Sorki, ale nic nie wiecie o moich dzieciach. Od urodzenia miały zwierzaki. Mieliśmy trzy kotki mamę-Misię, córkę-Maję i wnuczka-Leona. Maja i Leon urodziły się u nas w domu moje dzieci nigdy nie ciągneły ich za ogon zawsze się nimi opiekowały. Były tego uczone jeszcze zanim zaczęły chodzić. Niestety w zeszłym roku musieliśmy je oddać, bo okazało się, że córka ma alergię na sierść i naskórek kotów i psów. Ja już od dziecka miałam mnóstwo zwierząt w domu i nigdy w niczym mi to nie przeszkadzało. Zresztą jeżeli macie dzieci to wiecie że jeżeli wpaja im się coś od najmłodszych lat to zostaje na całe życie. A pies jest przy budzie, bo to jest Haski z owczarkiem pomieszany i Pani weterynarz powiedziała, że ma za grubą sierść żeby być w domu bo będzie się przegrzewał i najlepiej jakby był na dworzy cały rok.
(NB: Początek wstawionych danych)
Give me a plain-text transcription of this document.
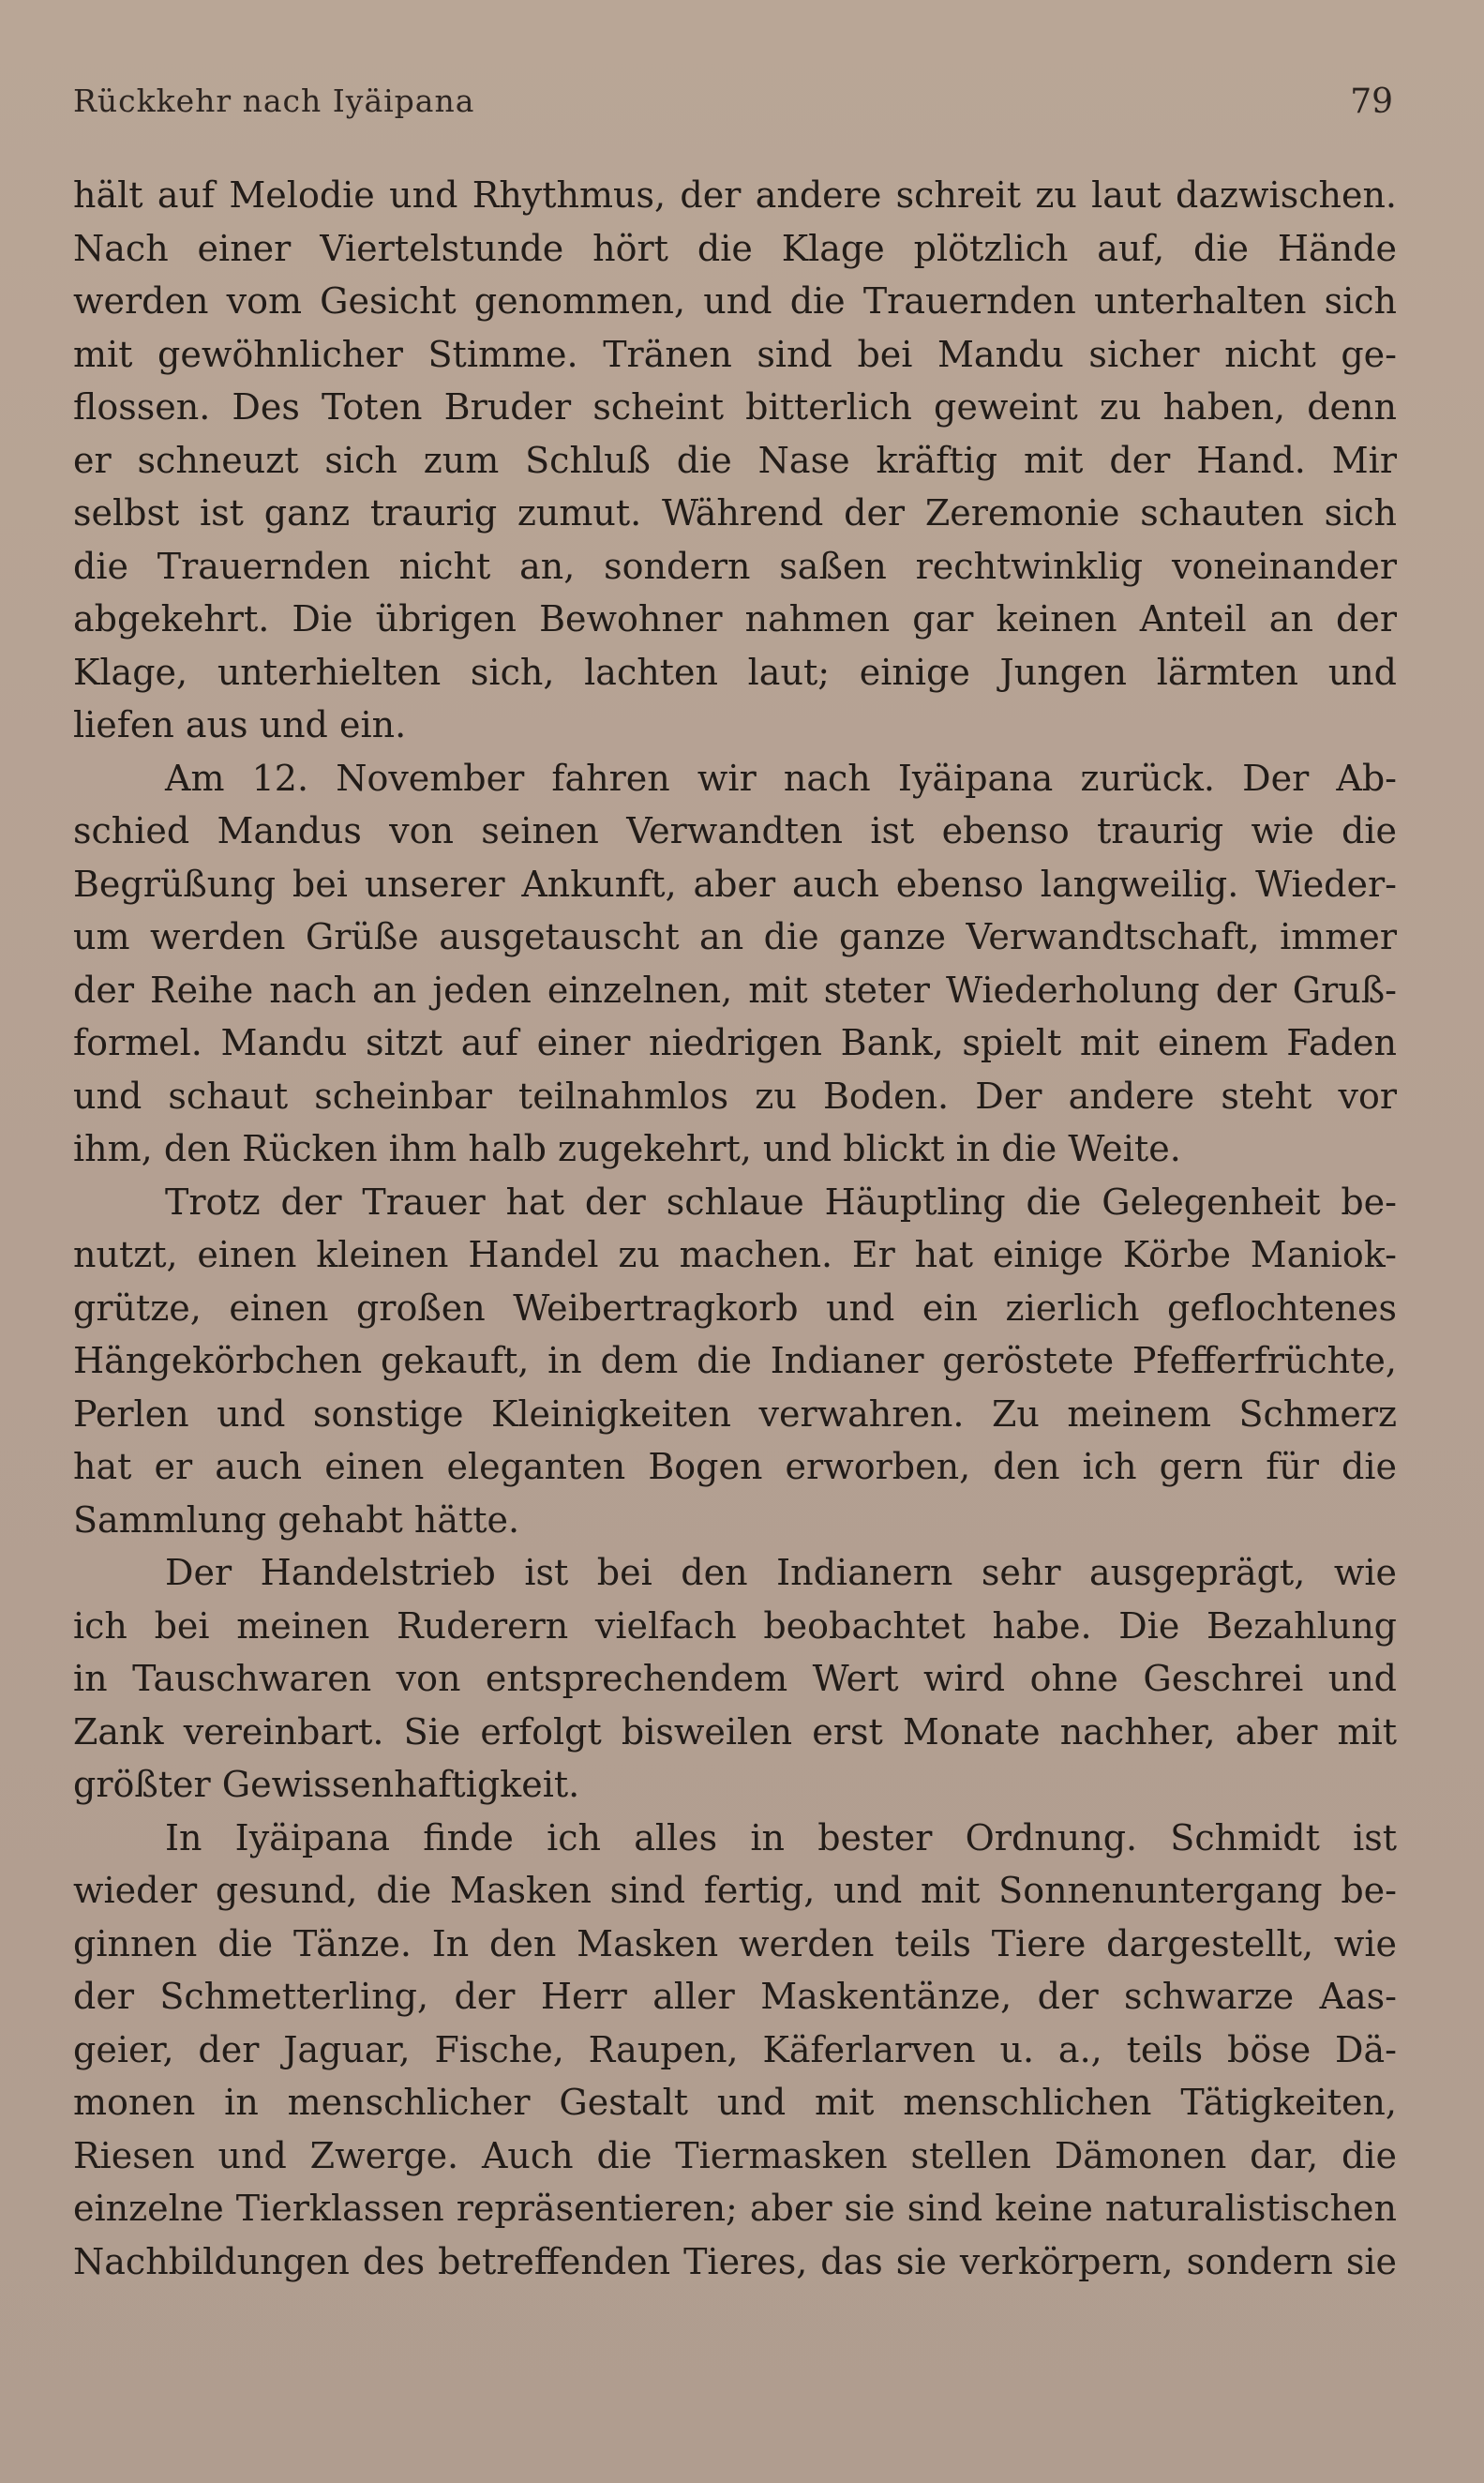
Rückkehr nach Iyäipana	79
hält auf Melodie und Rhythmus, der andere schreit zu laut dazwischen.
Nach einer Viertelstunde hört die Klage plötzlich auf, die Hände
werden vom Gesicht genommen, und die Trauernden unterhalten sich
mit gewöhnlicher Stimme. Tränen sind bei Mandu sicher nicht ge-
flossen. Des Toten Bruder scheint bitterlich geweint zu haben, denn
er schneuzt sich zum Schluß die Nase kräftig mit der Hand. Mir
selbst ist ganz traurig zumut. Während der Zeremonie schauten sich
die Trauernden nicht an, sondern saßen rechtwinklig voneinander
abgekehrt. Die übrigen Bewohner nahmen gar keinen Anteil an der
Klage, unterhielten sich, lachten laut; einige Jungen lärmten und
liefen aus und ein.
Am 12. November fahren wir nach Iyäipana zurück. Der Ab-
schied Mandus von seinen Verwandten ist ebenso traurig wie die
Begrüßung bei unserer Ankunft, aber auch ebenso langweilig. Wieder-
um werden Grüße ausgetauscht an die ganze Verwandtschaft, immer
der Reihe nach an jeden einzelnen, mit steter Wiederholung der Gruß-
formel. Mandu sitzt auf einer niedrigen Bank, spielt mit einem Faden
und schaut scheinbar teilnahmlos zu Boden. Der andere steht vor
ihm, den Rücken ihm halb zugekehrt, und blickt in die Weite.
Trotz der Trauer hat der schlaue Häuptling die Gelegenheit be-
nutzt, einen kleinen Handel zu machen. Er hat einige Körbe Maniok-
grütze, einen großen Weibertragkorb und ein zierlich geflochtenes
Hängekörbchen gekauft, in dem die Indianer geröstete Pfefferfrüchte,
Perlen und sonstige Kleinigkeiten verwahren. Zu meinem Schmerz
hat er auch einen eleganten Bogen erworben, den ich gern für die
Sammlung gehabt hätte.
Der Handelstrieb ist bei den Indianern sehr ausgeprägt, wie
ich bei meinen Ruderern vielfach beobachtet habe. Die Bezahlung
in Tauschwaren von entsprechendem Wert wird ohne Geschrei und
Zank vereinbart. Sie erfolgt bisweilen erst Monate nachher, aber mit
größter Gewissenhaftigkeit.
In Iyäipana finde ich alles in bester Ordnung. Schmidt ist
wieder gesund, die Masken sind fertig, und mit Sonnenuntergang be-
ginnen die Tänze. In den Masken werden teils Tiere dargestellt, wie
der Schmetterling, der Herr aller Maskentänze, der schwarze Aas-
geier, der Jaguar, Fische, Raupen, Käferlarven u. a., teils böse Dä-
monen in menschlicher Gestalt und mit menschlichen Tätigkeiten,
Riesen und Zwerge. Auch die Tiermasken stellen Dämonen dar, die
einzelne Tierklassen repräsentieren; aber sie sind keine naturalistischen
Nachbildungen des betreffenden Tieres, das sie verkörpern, sondern sie
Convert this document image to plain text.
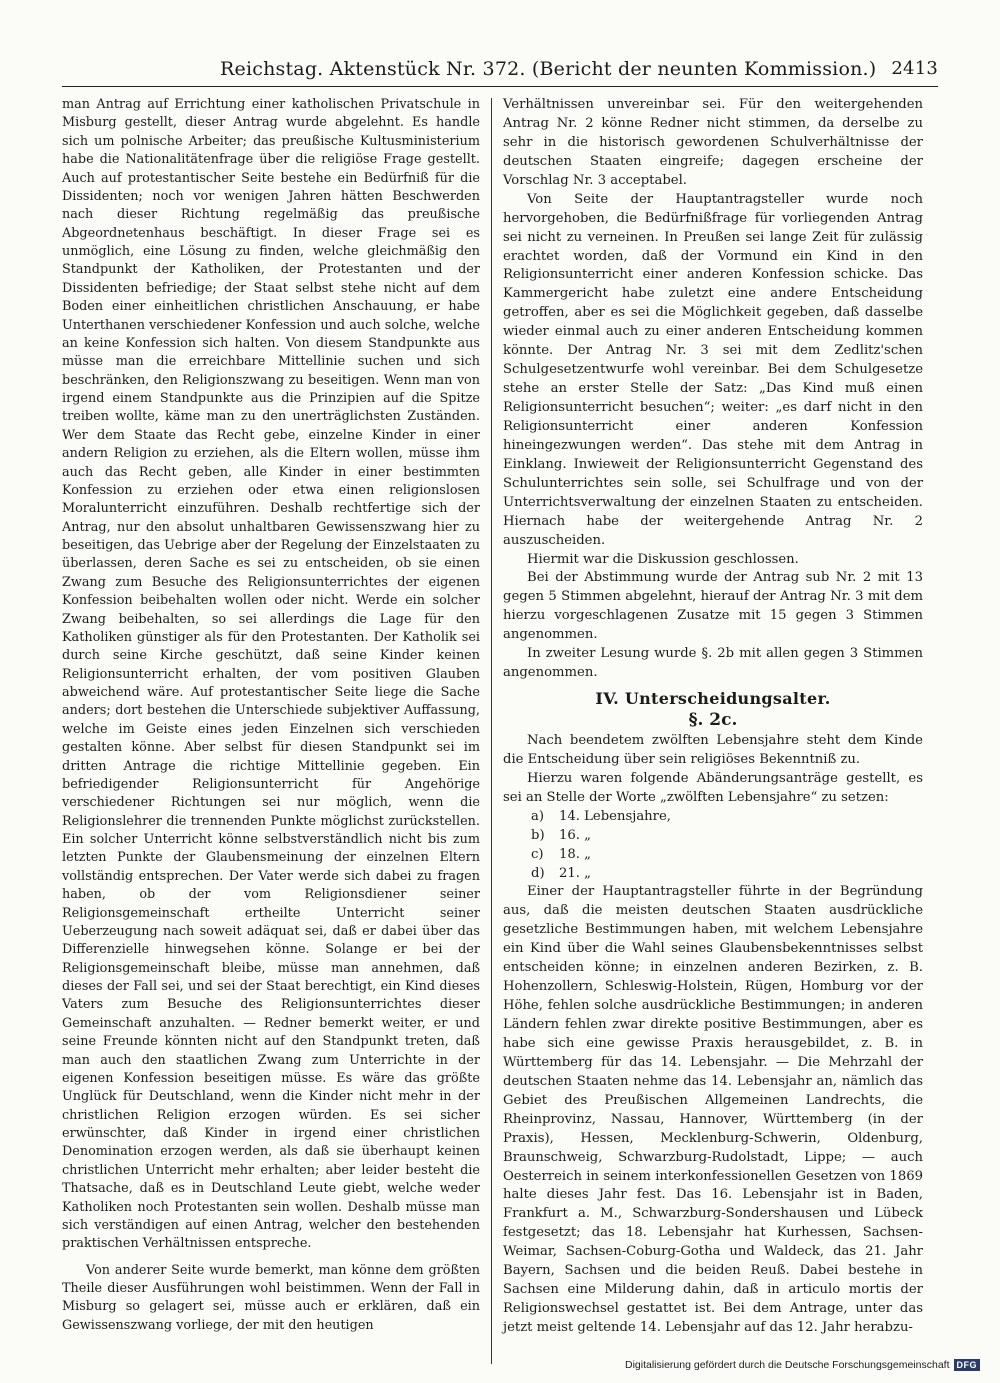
Reichstag. Aktenstück Nr. 372. (Bericht der neunten Kommission.) 2413

man Antrag auf Errichtung einer katholischen Privatschule in Misburg gestellt, dieser Antrag wurde abgelehnt. Es handle sich um polnische Arbeiter; das preußische Kultusministerium habe die Nationalitätenfrage über die religiöse Frage gestellt. Auch auf protestantischer Seite bestehe ein Bedürfniß für die Dissidenten; noch vor wenigen Jahren hätten Beschwerden nach dieser Richtung regelmäßig das preußische Abgeordnetenhaus beschäftigt. In dieser Frage sei es unmöglich, eine Lösung zu finden, welche gleichmäßig den Standpunkt der Katholiken, der Protestanten und der Dissidenten befriedige; der Staat selbst stehe nicht auf dem Boden einer einheitlichen christlichen Anschauung, er habe Unterthanen verschiedener Konfession und auch solche, welche an keine Konfession sich halten. Von diesem Standpunkte aus müsse man die erreichbare Mittellinie suchen und sich beschränken, den Religionszwang zu beseitigen. Wenn man von irgend einem Standpunkte aus die Prinzipien auf die Spitze treiben wollte, käme man zu den unerträglichsten Zuständen. Wer dem Staate das Recht gebe, einzelne Kinder in einer andern Religion zu erziehen, als die Eltern wollen, müsse ihm auch das Recht geben, alle Kinder in einer bestimmten Konfession zu erziehen oder etwa einen religionslosen Moralunterricht einzuführen. Deshalb rechtfertige sich der Antrag, nur den absolut unhaltbaren Gewissenszwang hier zu beseitigen, das Uebrige aber der Regelung der Einzelstaaten zu überlassen, deren Sache es sei zu entscheiden, ob sie einen Zwang zum Besuche des Religionsunterrichtes der eigenen Konfession beibehalten wollen oder nicht. Werde ein solcher Zwang beibehalten, so sei allerdings die Lage für den Katholiken günstiger als für den Protestanten. Der Katholik sei durch seine Kirche geschützt, daß seine Kinder keinen Religionsunterricht erhalten, der vom positiven Glauben abweichend wäre. Auf protestantischer Seite liege die Sache anders; dort bestehen die Unterschiede subjektiver Auffassung, welche im Geiste eines jeden Einzelnen sich verschieden gestalten könne. Aber selbst für diesen Standpunkt sei im dritten Antrage die richtige Mittellinie gegeben. Ein befriedigender Religionsunterricht für Angehörige verschiedener Richtungen sei nur möglich, wenn die Religionslehrer die trennenden Punkte möglichst zurückstellen. Ein solcher Unterricht könne selbstverständlich nicht bis zum letzten Punkte der Glaubensmeinung der einzelnen Eltern vollständig entsprechen. Der Vater werde sich dabei zu fragen haben, ob der vom Religionsdiener seiner Religionsgemeinschaft ertheilte Unterricht seiner Ueberzeugung nach soweit adäquat sei, daß er dabei über das Differenzielle hinwegsehen könne. Solange er bei der Religionsgemeinschaft bleibe, müsse man annehmen, daß dieses der Fall sei, und sei der Staat berechtigt, ein Kind dieses Vaters zum Besuche des Religionsunterrichtes dieser Gemeinschaft anzuhalten. — Redner bemerkt weiter, er und seine Freunde könnten nicht auf den Standpunkt treten, daß man auch den staatlichen Zwang zum Unterrichte in der eigenen Konfession beseitigen müsse. Es wäre das größte Unglück für Deutschland, wenn die Kinder nicht mehr in der christlichen Religion erzogen würden. Es sei sicher erwünschter, daß Kinder in irgend einer christlichen Denomination erzogen werden, als daß sie überhaupt keinen christlichen Unterricht mehr erhalten; aber leider besteht die Thatsache, daß es in Deutschland Leute giebt, welche weder Katholiken noch Protestanten sein wollen. Deshalb müsse man sich verständigen auf einen Antrag, welcher den bestehenden praktischen Verhältnissen entspreche.

Von anderer Seite wurde bemerkt, man könne dem größten Theile dieser Ausführungen wohl beistimmen. Wenn der Fall in Misburg so gelagert sei, müsse auch er erklären, daß ein Gewissenszwang vorliege, der mit den heutigen

Verhältnissen unvereinbar sei. Für den weitergehenden Antrag Nr. 2 könne Redner nicht stimmen, da derselbe zu sehr in die historisch gewordenen Schulverhältnisse der deutschen Staaten eingreife; dagegen erscheine der Vorschlag Nr. 3 acceptabel.

Von Seite der Hauptantragsteller wurde noch hervorgehoben, die Bedürfnißfrage für vorliegenden Antrag sei nicht zu verneinen. In Preußen sei lange Zeit für zulässig erachtet worden, daß der Vormund ein Kind in den Religionsunterricht einer anderen Konfession schicke. Das Kammergericht habe zuletzt eine andere Entscheidung getroffen, aber es sei die Möglichkeit gegeben, daß dasselbe wieder einmal auch zu einer anderen Entscheidung kommen könnte. Der Antrag Nr. 3 sei mit dem Zedlitz'schen Schulgesetzentwurfe wohl vereinbar. Bei dem Schulgesetze stehe an erster Stelle der Satz: „Das Kind muß einen Religionsunterricht besuchen“; weiter: „es darf nicht in den Religionsunterricht einer anderen Konfession hineingezwungen werden“. Das stehe mit dem Antrag in Einklang. Inwieweit der Religionsunterricht Gegenstand des Schulunterrichtes sein solle, sei Schulfrage und von der Unterrichtsverwaltung der einzelnen Staaten zu entscheiden. Hiernach habe der weitergehende Antrag Nr. 2 auszuscheiden.

Hiermit war die Diskussion geschlossen.

Bei der Abstimmung wurde der Antrag sub Nr. 2 mit 13 gegen 5 Stimmen abgelehnt, hierauf der Antrag Nr. 3 mit dem hierzu vorgeschlagenen Zusatze mit 15 gegen 3 Stimmen angenommen.

In zweiter Lesung wurde §. 2b mit allen gegen 3 Stimmen angenommen.

IV. Unterscheidungsalter.
§. 2c.

Nach beendetem zwölften Lebensjahre steht dem Kinde die Entscheidung über sein religiöses Bekenntniß zu.

Hierzu waren folgende Abänderungsanträge gestellt, es sei an Stelle der Worte „zwölften Lebensjahre“ zu setzen:

a)	14. Lebensjahre,
b)	16. „
c)	18. „
d)	21. „

Einer der Hauptantragsteller führte in der Begründung aus, daß die meisten deutschen Staaten ausdrückliche gesetzliche Bestimmungen haben, mit welchem Lebensjahre ein Kind über die Wahl seines Glaubensbekenntnisses selbst entscheiden könne; in einzelnen anderen Bezirken, z. B. Hohenzollern, Schleswig-Holstein, Rügen, Homburg vor der Höhe, fehlen solche ausdrückliche Bestimmungen; in anderen Ländern fehlen zwar direkte positive Bestimmungen, aber es habe sich eine gewisse Praxis herausgebildet, z. B. in Württemberg für das 14. Lebensjahr. — Die Mehrzahl der deutschen Staaten nehme das 14. Lebensjahr an, nämlich das Gebiet des Preußischen Allgemeinen Landrechts, die Rheinprovinz, Nassau, Hannover, Württemberg (in der Praxis), Hessen, Mecklenburg-Schwerin, Oldenburg, Braunschweig, Schwarzburg-Rudolstadt, Lippe; — auch Oesterreich in seinem interkonfessionellen Gesetzen von 1869 halte dieses Jahr fest. Das 16. Lebensjahr ist in Baden, Frankfurt a. M., Schwarzburg-Sondershausen und Lübeck festgesetzt; das 18. Lebensjahr hat Kurhessen, Sachsen-Weimar, Sachsen-Coburg-Gotha und Waldeck, das 21. Jahr Bayern, Sachsen und die beiden Reuß. Dabei bestehe in Sachsen eine Milderung dahin, daß in articulo mortis der Religionswechsel gestattet ist. Bei dem Antrage, unter das jetzt meist geltende 14. Lebensjahr auf das 12. Jahr herabzu-

Digitalisierung gefördert durch die Deutsche Forschungsgemeinschaft DFG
Dodano 24.04.2010, 11:49:43 am
Acha chciałam dodać, że gdybym mogła mieć piątkę dzieci to bym miała, ale już nie mogę. Basiu i skoro inni nie dają sobie rady ze zwierzętami to nie znaczy że ja też. Przez mój dom przewinęło się tyle zwierząt, że nie masz pojęcia. A jak się siedzi całymi dniami w domu to jest czas na wszystko (ja za jednym razem największą ilość zwierząt w domu miałam 7 sztuk -3 koty, 2 psy, 2 papugi i do tego mam 30 rybek). Znajomi często u mnie zostawiają zwierzaki jak wyjeżdżają.